The problem below can be solved using the generalized functions like IList DeserializeItems()

public IList<CommentItem> DeserializeCommentItems()
{
List<CommentItem> items = null;
var targetFileName = String.Format("{0}/{1}.dat", FolderName, CacheKeys.CommentItemsKey);

if (IsoFile.FileExists(targetFileName))
{
    try
    {
        using (IsolatedStorageFileStream sourceStream = IsoFile.OpenFile(targetFileName, FileMode.Open))
        {
            items = (List<CommentItem>) CommentItemSerializer.ReadObject(sourceStream);
        }
    }
    catch (Exception)
    {
        //TODO: log
    }
}

return items;
}


public IList<NewsItem> DeserializeNewsItems()
{
List<NewsItem> items = null;
var targetFileName = String.Format("{0}/{1}.dat", FolderName, CacheKeys.NewsItemsKey);

if (IsoFile.FileExists(targetFileName))
{
    try
    {
        using (IsolatedStorageFileStream sourceStream = IsoFile.OpenFile(targetFileName, FileMode.Open))
        {
            items = (List<NewsItem>)NewsItemSerializer.ReadObject(sourceStream);
        }
    }
    catch (Exception)
    {
        //TODO: log
    }
}

return items;
}

Functional decomposition

News news = News.Any(n => n.Id == id) ? News.FirstOrDefault(n => n.Id == id) : DeserializeNews(id);

...

private News DeserializeNews(string id)
{
return IsolatedStorageDataService.Instance.DeserializeNews(id);
}

In this example DeserializeNews function is engaged in call forwarding and is used only in one place. Such function seems like unreasonable complication.

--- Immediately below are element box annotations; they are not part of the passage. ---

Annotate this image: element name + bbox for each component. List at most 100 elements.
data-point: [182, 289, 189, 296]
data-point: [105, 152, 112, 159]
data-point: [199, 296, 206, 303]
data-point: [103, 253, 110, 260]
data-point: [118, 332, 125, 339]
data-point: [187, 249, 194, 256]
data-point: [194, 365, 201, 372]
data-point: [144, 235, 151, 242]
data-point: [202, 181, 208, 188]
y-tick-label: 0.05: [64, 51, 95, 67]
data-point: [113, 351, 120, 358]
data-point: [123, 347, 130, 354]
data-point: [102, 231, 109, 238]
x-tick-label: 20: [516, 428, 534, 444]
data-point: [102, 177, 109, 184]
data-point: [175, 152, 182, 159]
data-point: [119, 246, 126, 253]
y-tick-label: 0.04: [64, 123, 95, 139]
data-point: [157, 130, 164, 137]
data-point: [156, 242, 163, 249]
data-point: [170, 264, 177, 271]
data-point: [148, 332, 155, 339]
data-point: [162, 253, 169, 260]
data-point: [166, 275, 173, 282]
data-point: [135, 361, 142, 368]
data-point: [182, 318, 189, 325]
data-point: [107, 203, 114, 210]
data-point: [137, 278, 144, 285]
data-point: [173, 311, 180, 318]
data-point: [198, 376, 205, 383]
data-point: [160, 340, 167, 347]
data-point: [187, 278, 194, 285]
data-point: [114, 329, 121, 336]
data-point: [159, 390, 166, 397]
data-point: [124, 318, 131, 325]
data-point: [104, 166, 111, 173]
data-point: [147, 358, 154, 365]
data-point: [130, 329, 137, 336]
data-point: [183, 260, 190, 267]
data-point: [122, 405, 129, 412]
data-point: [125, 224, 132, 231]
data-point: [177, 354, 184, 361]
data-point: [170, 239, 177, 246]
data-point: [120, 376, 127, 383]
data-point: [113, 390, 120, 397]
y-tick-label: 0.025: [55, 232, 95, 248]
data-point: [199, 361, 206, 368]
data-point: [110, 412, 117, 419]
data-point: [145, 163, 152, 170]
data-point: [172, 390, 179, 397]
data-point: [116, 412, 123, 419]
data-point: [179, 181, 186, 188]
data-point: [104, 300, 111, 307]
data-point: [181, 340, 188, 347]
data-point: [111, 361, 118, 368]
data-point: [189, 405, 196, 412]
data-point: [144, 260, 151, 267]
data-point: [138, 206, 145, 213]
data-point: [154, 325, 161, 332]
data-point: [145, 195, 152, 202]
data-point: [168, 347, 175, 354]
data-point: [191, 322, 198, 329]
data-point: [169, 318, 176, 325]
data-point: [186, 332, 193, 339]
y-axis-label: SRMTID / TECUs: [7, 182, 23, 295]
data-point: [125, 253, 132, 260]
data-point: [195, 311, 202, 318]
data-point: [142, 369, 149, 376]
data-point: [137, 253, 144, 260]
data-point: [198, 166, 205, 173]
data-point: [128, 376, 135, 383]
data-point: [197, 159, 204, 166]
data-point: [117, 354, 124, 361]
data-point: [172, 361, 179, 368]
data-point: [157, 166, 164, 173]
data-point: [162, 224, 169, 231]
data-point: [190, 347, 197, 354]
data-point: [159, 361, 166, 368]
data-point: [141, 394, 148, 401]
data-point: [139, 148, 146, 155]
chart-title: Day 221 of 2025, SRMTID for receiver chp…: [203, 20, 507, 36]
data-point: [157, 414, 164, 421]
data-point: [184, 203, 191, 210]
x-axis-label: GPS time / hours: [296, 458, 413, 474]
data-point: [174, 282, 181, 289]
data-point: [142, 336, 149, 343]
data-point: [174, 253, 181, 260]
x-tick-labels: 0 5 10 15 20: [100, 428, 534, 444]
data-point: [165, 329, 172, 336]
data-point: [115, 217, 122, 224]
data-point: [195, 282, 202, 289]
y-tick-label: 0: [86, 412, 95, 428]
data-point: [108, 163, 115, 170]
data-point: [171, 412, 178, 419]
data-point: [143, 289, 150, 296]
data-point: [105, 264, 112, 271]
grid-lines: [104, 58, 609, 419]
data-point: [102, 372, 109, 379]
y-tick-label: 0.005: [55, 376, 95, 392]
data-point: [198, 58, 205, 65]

It is reasonable to make code decomposition into separate functions in case of:

  1. Reuse
  2. Separation of too large function for improving readability
  3. Defining the logically complete action

There is no need in functional decomposition at such level in advance. It is better that this process occurs naturally through the development. In this case the functions will appear as needed.

Component decomposition

public override void LoadData()
{
  OnDataLoading();
  NewsSectionManager.Instance.LoadNews(result =>
  {
    if (result == null)
    {
    ShowNoConnectionText();
    CacheManager.Instance.SetState(CacheKeys.NewsItemsKey, true);
    return;
    }

  Items.Clear();
  foreach (NewsItem item in result)
  {
     Items.Add(ViewModelFactory.Instance.GetViewModel<NewsItem, NewsItemViewModel>(item));
     OnDataLoaded();
     if (CacheManager.Instance.NeedInvalidation(CacheKeys.NewsItemsKey))
       {
           ShowNoConnectionText();
       }
  });

  if (NewsSectionManager.Instance.CacheLoaded)
  {
    InvalidateCommand.Execute();
  }
}

In this example it is clear that part of work logics for caching data component is placed in ViewModel which is not correct for sure. A well-designed component shouldn’t expose the internal implementation details and to give it outside.

Factory Method Pattern

foreach (NewsItem item in result)
{
 Items.Add(ViewModelFactory.Instance.GetViewModel<NewsItem, NewsItemViewModel>(item));
}

The factory method aim is to create an instance of the appropriate class based on the input data. Here the caller can decide itself what class should be constructed that doesn’t comply with the used template. Also the argument type is specified via the template parameter. Either the wrong class name is selected or the factory method is used incorrectly.